By Jim Ellis
July 20, 2018 — Though New Yorkers have already gone to the polls to choose their federal nominees, they must return on Sept. 13 to vote for their final state candidates. The Empire State is the only domain in the country that conducts separate primaries for federal and then state and local offices.
In a statewide race that might affect a congressional campaign, Rep. Sean Patrick Maloney (D-Cold Spring/West Point), after winning the Democratic nomination for re-election on June 26, announced that he would enter the open Sept. 13 primary for state attorney general. If he is successful in winning the party nomination, Maloney says he will end his congressional campaign. This will force the local Democratic leadership from the four counties that combine to form the 18th Congressional District to convene and choose a new nominee with barely a month remaining in the general election cycle.
With this background, Quinnipiac University comes forth with their latest New York survey (July 12-16; 934 registered New York voters, 415 likely New York Democratic primary voters). The pollsters see Gov. Cuomo expanding his Democratic primary advantage over Nixon. According to the May Q-Poll, Cuomo led Nixon 50-28 percent. In their new July study, the governor posts a stronger 59-23 percent margin, meaning a net gain of 14 percentage points. Because Nixon controls the Working Families Party ballot line, however, she will advance to the general election no matter what happens in the September state Democratic primary.
In a general election test, Gov. Cuomo holds a 43-23-13-3-2-1 percent lead over Duchess County Executive Marc Molinaro (Republican/Conservative/Reform), Nixon (Working Families), Larry Sharpe (Libertarian), Howie Hawkins (Green), and Stephanie Miner (Serve America Movement), respectively. Miner, is the former mayor of Syracuse who the Democratic Congressional Campaign Committee leadership wanted to challenge Rep. John Katko (R-Syracuse). Instead, she decided to form her own party and run for governor. At least according to this Q-Poll, her statewide move appears to be paying few political dividends.
Quinnipiac also released numbers for the open attorney general’s race. According to the data, New York City Public Advocate Letitia James has a 26-15-12-3 percent lead over Rep. Maloney, former gubernatorial and congressional candidate Zephyr Teachout, and ex-gubernatorial aide Leecia Eve, respectively.

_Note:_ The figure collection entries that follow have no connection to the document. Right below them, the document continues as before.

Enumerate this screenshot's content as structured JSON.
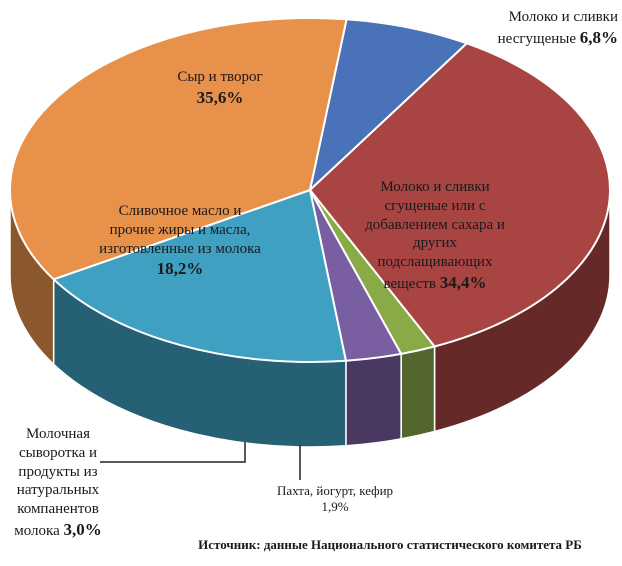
{
  "chart_data": {
    "type": "pie",
    "categories": [
      "Молоко и сливки несгущеные",
      "Молоко и сливки сгущеные или с добавлением сахара и других подслащивающих веществ",
      "Пахта, йогурт, кефир",
      "Молочная сыворотка и продукты из натуральных компанентов молока",
      "Сливочное масло и прочие жиры и масла, изготовленные из молока",
      "Сыр и творог"
    ],
    "values": [
      6.8,
      34.4,
      1.9,
      3.0,
      18.2,
      35.6
    ],
    "value_labels": [
      "6,8%",
      "34,4%",
      "1,9%",
      "3,0%",
      "18,2%",
      "35,6%"
    ],
    "colors": [
      "#4a72b8",
      "#a84442",
      "#8aaa48",
      "#7a5ea2",
      "#3fa0c2",
      "#e8914b"
    ],
    "source": "Источник: данные Национального статистического комитета РБ"
  }
}
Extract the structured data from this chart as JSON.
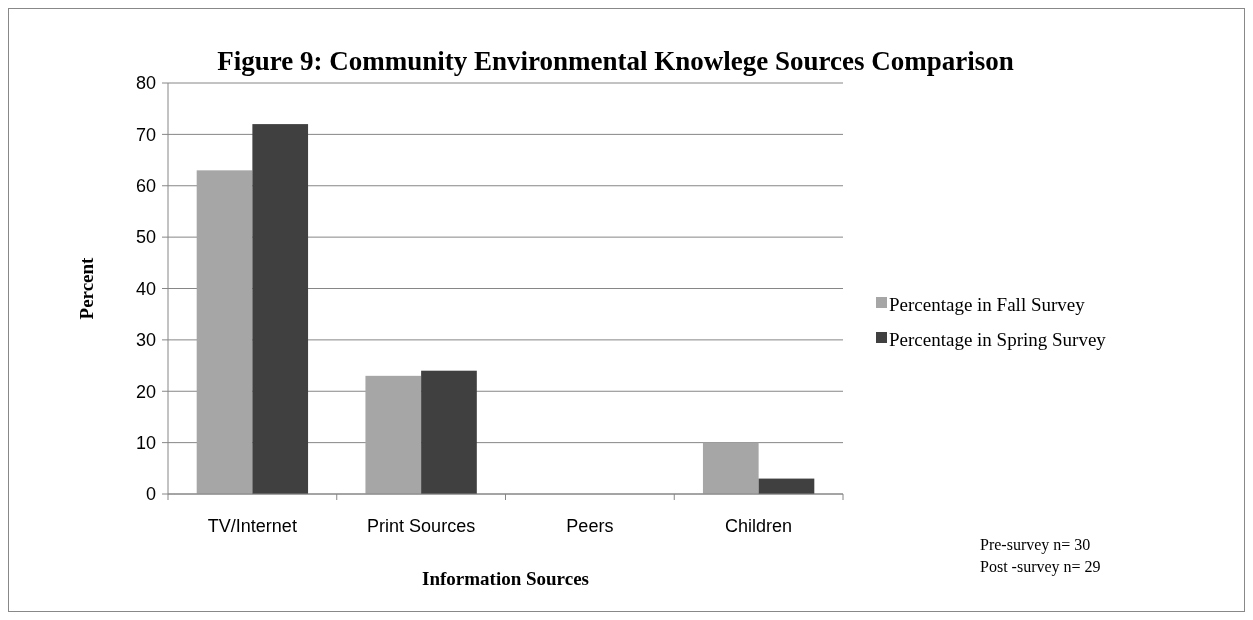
{
  "chart_data": {
    "type": "bar",
    "title": "Figure 9: Community Environmental Knowlege Sources Comparison",
    "xlabel": "Information Sources",
    "ylabel": "Percent",
    "categories": [
      "TV/Internet",
      "Print Sources",
      "Peers",
      "Children"
    ],
    "series": [
      {
        "name": "Percentage in Fall Survey",
        "color": "#a6a6a6",
        "values": [
          63,
          23,
          0,
          10
        ]
      },
      {
        "name": "Percentage in Spring Survey",
        "color": "#404040",
        "values": [
          72,
          24,
          0,
          3
        ]
      }
    ],
    "ylim": [
      0,
      80
    ],
    "yticks": [
      0,
      10,
      20,
      30,
      40,
      50,
      60,
      70,
      80
    ],
    "grid": "y",
    "legend": "right",
    "annotations": [
      "Pre-survey  n= 30",
      "Post -survey n= 29"
    ]
  }
}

This tells us that Maloney, if he is to be successful in the statewide race, has major ground to make up in a short time frame. Since James is from New York City and has been elected to local office there, it is probable that her name identification and familiarity within the City voting base is carrying her to an early statewide lead. If Maloney can coalesce the Upstate vote around his candidacy and make inroads on Long Island, he may have a chance at overtaking James assuming that the City precincts turnout in a lesser percentage than the Island and the Upstate.
If he wins the AG nomination, an open 18th District (Trump ’16: 49-47 percent), particularly with a newly selected Democratic candidate having to start from scratch with just over a month remaining until Election Day, would certainly be in play for Republican-Conservative-Reform candidate James O’Donnell, an Orange County Legislator.